The Mediterranean diet focuses on plant-based foods — fruits, vegetables, and grains — to fill the bulk of your nutritional needs. Add salads, steamed or grilled vegetables, fresh-cut fruit and a handful of nuts to your daily diet in place of fried or sugary snacks and side dishes. Moderate amounts of dairy, poultry and eggs are also central to the Mediterranean diet, as is seafood. In contrast, red meat is eaten only occasionally.

Healthy fats are a mainstay of this diet. Use olive oil as the main source of dietary fat, alongside olives, avocados, and avocado oil. They’re eaten instead of less-healthy fats, such as saturated and trans fats, which contribute to heart disease.

This lifestyle could help lower cholesterol, blood pressure, and the risk of heart disease, and decrease the risk of other diseases such as cancer and Alzheimer’s.

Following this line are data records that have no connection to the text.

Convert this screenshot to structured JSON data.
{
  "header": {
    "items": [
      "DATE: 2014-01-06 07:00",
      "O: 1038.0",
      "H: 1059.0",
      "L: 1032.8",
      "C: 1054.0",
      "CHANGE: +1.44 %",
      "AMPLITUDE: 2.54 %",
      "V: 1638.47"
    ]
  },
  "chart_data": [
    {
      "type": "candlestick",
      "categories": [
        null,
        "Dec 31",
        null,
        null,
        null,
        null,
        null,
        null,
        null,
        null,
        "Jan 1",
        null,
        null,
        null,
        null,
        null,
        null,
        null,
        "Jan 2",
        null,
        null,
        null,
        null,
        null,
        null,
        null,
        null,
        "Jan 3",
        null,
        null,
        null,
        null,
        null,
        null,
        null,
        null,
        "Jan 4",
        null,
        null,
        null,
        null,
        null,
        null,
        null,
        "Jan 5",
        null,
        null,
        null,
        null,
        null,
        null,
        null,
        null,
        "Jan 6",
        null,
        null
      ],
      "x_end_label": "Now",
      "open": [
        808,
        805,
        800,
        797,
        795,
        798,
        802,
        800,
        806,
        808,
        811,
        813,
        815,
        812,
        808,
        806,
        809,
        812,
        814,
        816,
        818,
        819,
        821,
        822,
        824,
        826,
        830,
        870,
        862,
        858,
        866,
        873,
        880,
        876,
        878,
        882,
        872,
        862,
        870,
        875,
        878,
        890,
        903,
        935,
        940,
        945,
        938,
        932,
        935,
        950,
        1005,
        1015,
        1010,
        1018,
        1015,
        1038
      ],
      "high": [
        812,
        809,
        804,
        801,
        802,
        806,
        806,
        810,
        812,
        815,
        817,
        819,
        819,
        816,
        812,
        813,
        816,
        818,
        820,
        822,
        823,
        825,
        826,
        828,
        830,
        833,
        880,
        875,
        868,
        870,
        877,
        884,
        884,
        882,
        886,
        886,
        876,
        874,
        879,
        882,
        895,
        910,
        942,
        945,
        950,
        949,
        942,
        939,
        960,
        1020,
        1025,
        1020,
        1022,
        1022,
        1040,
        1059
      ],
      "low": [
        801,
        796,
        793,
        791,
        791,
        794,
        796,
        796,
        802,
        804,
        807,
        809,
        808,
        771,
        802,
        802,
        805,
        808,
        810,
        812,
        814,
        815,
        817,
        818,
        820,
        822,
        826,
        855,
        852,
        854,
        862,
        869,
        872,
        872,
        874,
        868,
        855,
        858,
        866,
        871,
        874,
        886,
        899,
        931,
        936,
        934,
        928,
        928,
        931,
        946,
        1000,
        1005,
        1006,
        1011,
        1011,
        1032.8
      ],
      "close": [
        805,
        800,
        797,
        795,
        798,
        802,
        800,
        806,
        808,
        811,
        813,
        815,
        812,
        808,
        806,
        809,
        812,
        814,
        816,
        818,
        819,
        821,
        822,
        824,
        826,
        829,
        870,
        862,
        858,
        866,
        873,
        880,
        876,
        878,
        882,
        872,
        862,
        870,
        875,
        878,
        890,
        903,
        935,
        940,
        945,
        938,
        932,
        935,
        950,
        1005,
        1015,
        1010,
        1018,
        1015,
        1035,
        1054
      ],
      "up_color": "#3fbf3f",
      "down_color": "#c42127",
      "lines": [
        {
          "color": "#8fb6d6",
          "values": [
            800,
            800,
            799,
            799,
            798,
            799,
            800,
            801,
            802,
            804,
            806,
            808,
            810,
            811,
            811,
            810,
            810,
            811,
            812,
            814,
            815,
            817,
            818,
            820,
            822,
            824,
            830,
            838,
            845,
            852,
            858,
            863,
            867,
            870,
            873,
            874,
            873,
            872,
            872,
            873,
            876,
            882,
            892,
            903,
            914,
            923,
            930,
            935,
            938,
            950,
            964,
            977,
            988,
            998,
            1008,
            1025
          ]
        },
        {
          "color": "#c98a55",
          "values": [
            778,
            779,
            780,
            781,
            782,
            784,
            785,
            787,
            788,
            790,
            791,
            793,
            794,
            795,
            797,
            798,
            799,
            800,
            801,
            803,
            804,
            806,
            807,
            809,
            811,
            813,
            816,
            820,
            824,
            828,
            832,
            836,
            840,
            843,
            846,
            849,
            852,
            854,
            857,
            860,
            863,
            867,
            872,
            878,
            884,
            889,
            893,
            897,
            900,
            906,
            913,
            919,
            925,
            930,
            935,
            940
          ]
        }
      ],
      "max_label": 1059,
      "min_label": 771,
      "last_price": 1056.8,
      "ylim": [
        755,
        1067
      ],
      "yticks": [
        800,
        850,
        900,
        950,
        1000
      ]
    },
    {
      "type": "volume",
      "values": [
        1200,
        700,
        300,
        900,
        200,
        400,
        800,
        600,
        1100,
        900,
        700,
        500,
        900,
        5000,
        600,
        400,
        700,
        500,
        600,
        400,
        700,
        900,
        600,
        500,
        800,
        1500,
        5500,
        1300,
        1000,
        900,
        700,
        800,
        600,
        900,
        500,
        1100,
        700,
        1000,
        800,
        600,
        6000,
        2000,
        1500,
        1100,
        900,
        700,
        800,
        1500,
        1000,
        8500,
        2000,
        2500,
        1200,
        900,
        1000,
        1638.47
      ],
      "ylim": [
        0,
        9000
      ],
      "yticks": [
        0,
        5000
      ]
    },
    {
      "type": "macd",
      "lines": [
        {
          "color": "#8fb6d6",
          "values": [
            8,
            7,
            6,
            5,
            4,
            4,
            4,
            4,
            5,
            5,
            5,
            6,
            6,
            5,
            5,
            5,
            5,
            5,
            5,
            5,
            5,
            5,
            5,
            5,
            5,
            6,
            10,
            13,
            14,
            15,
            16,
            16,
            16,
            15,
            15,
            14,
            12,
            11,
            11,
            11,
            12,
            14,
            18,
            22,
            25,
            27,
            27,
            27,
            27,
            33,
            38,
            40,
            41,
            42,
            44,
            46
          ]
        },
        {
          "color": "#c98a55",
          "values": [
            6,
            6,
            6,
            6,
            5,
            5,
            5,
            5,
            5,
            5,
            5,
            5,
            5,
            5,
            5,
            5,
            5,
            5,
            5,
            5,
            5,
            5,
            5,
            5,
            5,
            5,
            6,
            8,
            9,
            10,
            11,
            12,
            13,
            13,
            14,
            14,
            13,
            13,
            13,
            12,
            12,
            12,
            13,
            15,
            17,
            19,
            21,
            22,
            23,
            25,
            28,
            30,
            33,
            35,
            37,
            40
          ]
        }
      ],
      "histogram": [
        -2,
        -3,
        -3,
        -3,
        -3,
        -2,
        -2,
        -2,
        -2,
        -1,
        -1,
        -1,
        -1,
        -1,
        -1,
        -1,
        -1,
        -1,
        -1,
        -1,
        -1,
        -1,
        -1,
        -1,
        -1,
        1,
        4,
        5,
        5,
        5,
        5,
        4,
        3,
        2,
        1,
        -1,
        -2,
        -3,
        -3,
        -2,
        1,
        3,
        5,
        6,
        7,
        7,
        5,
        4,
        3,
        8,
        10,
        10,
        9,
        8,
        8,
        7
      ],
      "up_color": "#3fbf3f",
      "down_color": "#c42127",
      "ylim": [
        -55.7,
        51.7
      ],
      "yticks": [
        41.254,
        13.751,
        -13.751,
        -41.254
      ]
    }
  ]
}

The Mediterranean diet is one of the healthy eating plans recommended by the Dietary Guidelines for Americans to promote health and prevent chronic disease.

Interest in the Mediterranean diet began in the 1960s with the observation that coronary heart disease caused fewer deaths in Mediterranean countries, such as Greece and Italy, than in the U.S. and northern Europe. Subsequent studies found that the Mediterranean diet is associated with reduced risk factors for cardiovascular disease.

The diet is a way of eating based on the traditional cuisine of countries bordering the Mediterranean Sea. It’s difficult to give the exact nutritional information on the Mediterranean diet. There is no single Mediterranean diet, since a variety of cultures and regions are involved.

Remember to stay hydrated this year by drinking water. It can also help to stave off hunger and prevent symptoms of dehydration, including fatigue and dizziness. While there’s no definitive evidence that eight glasses of water each day is a “magic” number to aim for (and water-rich fruits and veggies, along with tea, coffee and milk, all count toward fluid needs), it’s certainly a reasonable goal.